The result was near-perfection that single-handedly revitalized humanity’s fascination with dinosaurs for years to come. Jurassic Park was all about excitement, tension and terror as its snack-sized human characters evaded one dino attack after another in an attempt to escape. Every sequel since the original has suffered, but Jurassic Park faces no threat towards its iconic status.
2) The Matrix (1999)
The Matrix was nothing short of a worldwide pop culture phenomenon that blended both science fiction action, classic kung fu films, and deep philosophical messages to produce a dynamite experience. Keanu Reeves shined as Neo, a regular guy thrown headfirst into his own destiny as humanity’s Moses-type liberator from a race of sentient machines.

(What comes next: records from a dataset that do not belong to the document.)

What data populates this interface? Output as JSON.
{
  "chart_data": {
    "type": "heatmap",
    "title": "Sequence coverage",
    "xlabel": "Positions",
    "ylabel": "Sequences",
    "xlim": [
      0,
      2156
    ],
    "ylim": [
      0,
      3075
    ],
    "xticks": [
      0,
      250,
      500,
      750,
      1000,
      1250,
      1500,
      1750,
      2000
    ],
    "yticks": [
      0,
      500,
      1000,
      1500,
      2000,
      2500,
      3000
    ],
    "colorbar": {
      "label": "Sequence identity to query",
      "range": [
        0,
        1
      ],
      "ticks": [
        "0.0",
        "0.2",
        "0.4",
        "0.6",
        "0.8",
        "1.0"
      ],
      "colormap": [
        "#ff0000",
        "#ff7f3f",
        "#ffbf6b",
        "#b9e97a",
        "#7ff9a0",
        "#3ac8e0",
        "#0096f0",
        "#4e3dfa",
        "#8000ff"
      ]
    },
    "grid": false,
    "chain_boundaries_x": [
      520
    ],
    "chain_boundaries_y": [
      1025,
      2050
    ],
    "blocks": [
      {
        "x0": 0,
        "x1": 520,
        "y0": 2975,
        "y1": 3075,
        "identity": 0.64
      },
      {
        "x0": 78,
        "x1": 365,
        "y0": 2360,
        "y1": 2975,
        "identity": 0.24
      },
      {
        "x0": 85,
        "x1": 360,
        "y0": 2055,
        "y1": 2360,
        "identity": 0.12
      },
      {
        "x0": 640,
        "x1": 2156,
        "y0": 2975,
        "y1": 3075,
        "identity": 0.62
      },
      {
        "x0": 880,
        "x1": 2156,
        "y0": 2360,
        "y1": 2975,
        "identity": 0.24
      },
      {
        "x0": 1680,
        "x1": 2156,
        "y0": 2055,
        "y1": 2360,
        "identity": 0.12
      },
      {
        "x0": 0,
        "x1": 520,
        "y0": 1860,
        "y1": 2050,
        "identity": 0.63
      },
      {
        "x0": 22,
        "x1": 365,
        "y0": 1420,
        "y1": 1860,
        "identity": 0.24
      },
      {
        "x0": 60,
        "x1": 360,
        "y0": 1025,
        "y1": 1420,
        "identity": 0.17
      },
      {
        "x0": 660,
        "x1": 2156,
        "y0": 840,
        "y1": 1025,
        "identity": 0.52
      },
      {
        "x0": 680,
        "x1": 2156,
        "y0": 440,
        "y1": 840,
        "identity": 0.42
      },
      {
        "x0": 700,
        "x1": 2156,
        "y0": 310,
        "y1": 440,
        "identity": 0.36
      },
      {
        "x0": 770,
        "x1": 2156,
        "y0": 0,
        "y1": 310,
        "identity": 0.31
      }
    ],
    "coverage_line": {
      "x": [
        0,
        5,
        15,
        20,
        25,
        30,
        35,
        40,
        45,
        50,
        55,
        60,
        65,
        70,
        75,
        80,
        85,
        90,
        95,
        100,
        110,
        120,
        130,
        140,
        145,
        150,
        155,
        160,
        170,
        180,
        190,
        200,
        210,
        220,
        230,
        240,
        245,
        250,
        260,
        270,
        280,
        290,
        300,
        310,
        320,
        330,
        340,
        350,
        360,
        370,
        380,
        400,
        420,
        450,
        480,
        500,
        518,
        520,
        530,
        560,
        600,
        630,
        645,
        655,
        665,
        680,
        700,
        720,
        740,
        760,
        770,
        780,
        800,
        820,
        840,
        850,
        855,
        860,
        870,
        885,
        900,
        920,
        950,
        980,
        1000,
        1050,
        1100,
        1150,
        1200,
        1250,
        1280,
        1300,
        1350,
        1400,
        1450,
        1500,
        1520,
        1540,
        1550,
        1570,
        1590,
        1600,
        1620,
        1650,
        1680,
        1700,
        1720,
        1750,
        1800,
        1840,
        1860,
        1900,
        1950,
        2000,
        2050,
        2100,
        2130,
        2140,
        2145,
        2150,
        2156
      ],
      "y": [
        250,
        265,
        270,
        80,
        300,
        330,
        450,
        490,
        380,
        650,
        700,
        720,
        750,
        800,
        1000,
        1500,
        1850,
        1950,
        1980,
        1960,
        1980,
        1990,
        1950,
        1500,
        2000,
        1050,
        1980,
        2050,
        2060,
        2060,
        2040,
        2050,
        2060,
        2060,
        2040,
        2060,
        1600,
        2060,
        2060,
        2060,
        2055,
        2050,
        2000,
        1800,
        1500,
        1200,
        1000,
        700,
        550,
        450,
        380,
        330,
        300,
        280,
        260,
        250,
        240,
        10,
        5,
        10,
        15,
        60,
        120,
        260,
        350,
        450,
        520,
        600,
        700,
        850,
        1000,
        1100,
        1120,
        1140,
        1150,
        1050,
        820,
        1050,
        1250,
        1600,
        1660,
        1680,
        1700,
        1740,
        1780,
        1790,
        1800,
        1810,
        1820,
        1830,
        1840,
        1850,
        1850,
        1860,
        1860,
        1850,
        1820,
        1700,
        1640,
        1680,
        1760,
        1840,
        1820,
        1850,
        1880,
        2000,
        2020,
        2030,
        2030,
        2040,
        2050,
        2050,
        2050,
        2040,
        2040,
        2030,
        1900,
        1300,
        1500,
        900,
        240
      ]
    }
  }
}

The film broke a number of barriers both in visual effects and storytelling, while unchaining itself from the restrictions of reality. Its follow-up sequels may have gotten progressively worse over time, but the original Matrix continues to stand tall as one of sci-fi’s most inventive and successful attempts at breaking out of the mold.
1) Terminator 2: Judgment Day (1991)
No other sci-fi film of the 90s was as iconic as James Cameron’s Terminator 2, a follow up to his seminal 1984 original. Arnold Schwarzenegger made a grand return to form, swapping homicidal tendencies for the role of a protector. The addition of Edward Furlong as a young John Connor, along with Linda Hamilton’s impeccably perfect performance as Sarah Connor meant instant chemistry for the cast.
Terminator 2 was, and continues to be, an indescribable thrill ride with some of the most daring and breathtaking action sequences ever committed to film. Those who haven’t seen it would be wise to pick up the Special Edition of the film, which fleshes out the narrative and offers meatier padding to an already healthy run time.